In this case, the incident was captured on camera,
and despite the medical examiner ruling Garner’s death a homicide, the jury found
no reason to indict Pantaleo, even to charge him with negligent homicide.
Jon
Stewart on The Daily Show said, “I think what is so utterly depressing is
that none of the ambiguities that existed in the Ferguson case exist in the
Staten Island case and yet the outcome is exactly the same: no crime, no trial,
all harm, no foul -- we are definitely not living in a post racial society. And
I can imagine a lot of people out there wondering, how much of a society are we
living in at all.”
There are problems with grand juries. First, grand juries
are secret. Second, in grand juries the local prosecutor, who works daily and
closely with local police, is the one presenting evidence without
cross-examination as in a jury trial.
Across the country, police investigate themselves, depending
on internal affairs departments to resolve complaints of misconduct. This is happening
in the Garner case. NYPD said now that the grand jury has finished its work
they will conduct an internal investigation of Pantaleo and the other officers
involved in Garner’s death.
However, the citizens within a community should obligate their
police departments to a citizen’s committee review, and the committee must be
the ones rendering final judgment on its findings.
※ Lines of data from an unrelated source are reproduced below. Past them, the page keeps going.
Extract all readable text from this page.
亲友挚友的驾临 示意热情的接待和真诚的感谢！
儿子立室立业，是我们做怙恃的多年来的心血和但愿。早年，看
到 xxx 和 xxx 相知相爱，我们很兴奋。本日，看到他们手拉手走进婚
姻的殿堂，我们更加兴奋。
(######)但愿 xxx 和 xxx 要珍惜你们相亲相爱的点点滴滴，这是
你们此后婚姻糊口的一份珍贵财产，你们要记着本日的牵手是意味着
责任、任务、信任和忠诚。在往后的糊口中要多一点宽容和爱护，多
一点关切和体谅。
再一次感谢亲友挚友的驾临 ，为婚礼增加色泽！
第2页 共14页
Many people say that there are two systems of justice in the
United States, one for whites and one for blacks. They are wrong. There are
four systems of justice: one for whites, one for blacks, one for the rich, and
one for the poor.
There is a lot that needs to be reformed and changed in our
country. The preceding issues need to be heard, addressed, and resolved. But not
only race relations issues, but also the broader systemic issues embedded in
our systems of justice and law enforcement.